An anonymous room, shabby little brown leatherette armchairs, a glass-topped table with some dog-eared magazines whose pages look as if they have been constantly turned by bored hands. A big dirty window. A cage-like structure with inside it a woman in uniform, her face soporific and gloomy. Why are police stations all over the world so similar, shabby and anonymous, never welcoming?

They have to wait, not because there’s a queue, but because various officials haven’t yet arrived. This the sleepy-looking official explains, indicating the little leatherette armchairs whose cushions carry the imprint of the backs and bottoms of all those who have passed hours waiting for a passport or a certificate or power of attorney.

Finally a door opens and it’s their turn. The man of the gazelles talks quietly, in sophisticated and perhaps rather literary Polish. The police officer fixes him with a blank look but is nonetheless politely serious and attentive. Hans repeats what Amara has told him: ‘This lady, an Italian from Florence called Maria Amara Sironi, is trying to trace a childhood friend of hers, a certain Emanuele Orenstein. We know that at one time he was living in Italy, but in 1939 the family returned to Vienna to live in a large building they owned on Schulerstrasse. In 1941 they were ejected from their apartment and sent to the Łódź ghetto. Early in 1943 something happened that Emanuele did not have time to enter in his diary. We don’t know what it was, but we can imagine. He must have been loaded onto a train to Auschwitz, or so it seems. After 1942, all Jews in the Łódź ghetto were sent to Auschwitz. No more has been heard of him.’

‘How do you know all this, Dr Wilkowsky?’ asks the policeman, perhaps growing a little more interested in the story, seduced by Hans’s beautiful voice.

‘The Signora Maria Amara Sironi here present had letters from Vienna and later from the Łódź ghetto before Emanuele vanished. His last letters are in the form of a diary written in pencil in a black exercise book hidden in a hole and discovered after the war. A simple schoolbook with pages ruled in squares for doing sums, which some charitable person, perhaps even Emanuele Orenstein himself, posted to this lady at an address written inside it. We presume he was deported to a concentration camp. The nearest was Auschwitz, so he probably ended up there. But although Signora Sironi has been to the camp and examined the archives, she could not find his name.’

‘And how do you think I can help you after thirteen years?’

‘At Auschwitz they told her that some of the camp documents have been transferred to police archives here. We would like permission to study them.’

‘Water under the bridge, Signora Sironi. The dead are dead; let sleeping dogs lie — you know the proverb?’ translates Hans reluctantly.

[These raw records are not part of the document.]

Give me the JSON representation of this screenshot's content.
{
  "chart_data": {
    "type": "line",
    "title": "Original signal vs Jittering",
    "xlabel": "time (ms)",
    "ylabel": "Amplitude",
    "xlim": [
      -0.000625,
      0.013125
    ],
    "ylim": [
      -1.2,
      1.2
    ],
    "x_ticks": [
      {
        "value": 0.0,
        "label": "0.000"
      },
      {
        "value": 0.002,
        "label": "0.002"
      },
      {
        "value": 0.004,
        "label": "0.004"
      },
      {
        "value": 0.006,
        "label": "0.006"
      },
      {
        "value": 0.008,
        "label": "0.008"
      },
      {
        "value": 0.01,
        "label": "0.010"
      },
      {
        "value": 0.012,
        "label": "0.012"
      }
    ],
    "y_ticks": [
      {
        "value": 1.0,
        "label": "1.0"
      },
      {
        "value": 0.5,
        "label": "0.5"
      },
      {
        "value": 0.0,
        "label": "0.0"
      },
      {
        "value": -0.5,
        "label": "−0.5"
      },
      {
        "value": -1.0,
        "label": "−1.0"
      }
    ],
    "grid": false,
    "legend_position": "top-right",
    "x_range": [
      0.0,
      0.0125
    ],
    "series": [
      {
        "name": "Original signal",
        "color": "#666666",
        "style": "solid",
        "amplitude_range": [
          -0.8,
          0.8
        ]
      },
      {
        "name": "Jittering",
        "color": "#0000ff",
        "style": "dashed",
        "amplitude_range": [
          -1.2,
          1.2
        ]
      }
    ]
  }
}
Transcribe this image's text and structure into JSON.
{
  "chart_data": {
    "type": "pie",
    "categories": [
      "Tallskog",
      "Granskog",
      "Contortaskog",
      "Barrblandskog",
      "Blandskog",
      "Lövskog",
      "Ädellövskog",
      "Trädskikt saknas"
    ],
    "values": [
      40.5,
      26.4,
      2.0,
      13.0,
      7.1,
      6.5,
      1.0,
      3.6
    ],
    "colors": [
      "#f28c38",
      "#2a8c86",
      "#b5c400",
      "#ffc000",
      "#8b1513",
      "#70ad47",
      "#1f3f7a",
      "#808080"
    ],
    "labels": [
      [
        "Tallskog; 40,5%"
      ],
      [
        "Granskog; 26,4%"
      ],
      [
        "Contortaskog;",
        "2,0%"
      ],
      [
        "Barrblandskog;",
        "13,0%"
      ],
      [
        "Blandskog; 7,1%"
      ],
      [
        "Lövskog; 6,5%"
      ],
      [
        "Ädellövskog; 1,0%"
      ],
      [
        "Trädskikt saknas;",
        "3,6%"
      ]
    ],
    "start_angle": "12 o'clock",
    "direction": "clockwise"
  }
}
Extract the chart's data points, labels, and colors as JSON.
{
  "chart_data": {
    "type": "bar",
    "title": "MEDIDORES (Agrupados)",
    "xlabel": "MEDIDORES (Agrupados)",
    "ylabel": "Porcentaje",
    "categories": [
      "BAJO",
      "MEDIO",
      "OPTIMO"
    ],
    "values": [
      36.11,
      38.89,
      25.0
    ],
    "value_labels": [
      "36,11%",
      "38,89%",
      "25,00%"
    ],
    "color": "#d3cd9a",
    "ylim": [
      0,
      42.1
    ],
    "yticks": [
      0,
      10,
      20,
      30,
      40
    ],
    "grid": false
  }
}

‘Out of more than a million Jews deported to Auschwitz, six thousand survived to be liberated. Emanuele could have been among them.’

‘They disposed of the children immediately. Please remind your Italian friend of that. It is unlikely any child survived.’

‘But Emanuele was fifteen and seemed older than his years, and he was strong too, used to running and climbing trees. They may have kept him alive to work.’

‘All things are possible. But unlikely.’

‘Do you really have these documents? The lady is not only here to look for this boy. She also has to write articles for her newspaper. May we show you her press card?’

‘Don’t bother. I know nothing,’ answers the policeman in an undertone, immediately translated by Hans who in this instance shows himself an excellent interpreter. Amara feels the policeman is lying. Why would he not want her to poke her nose into the archives of the SS? Were there secrets the authorities preferred not to reveal to the inquisitive? Or was it that they couldn’t accept her as a journalist, only as a woman looking for a man, or rather a child, who vanished many years ago?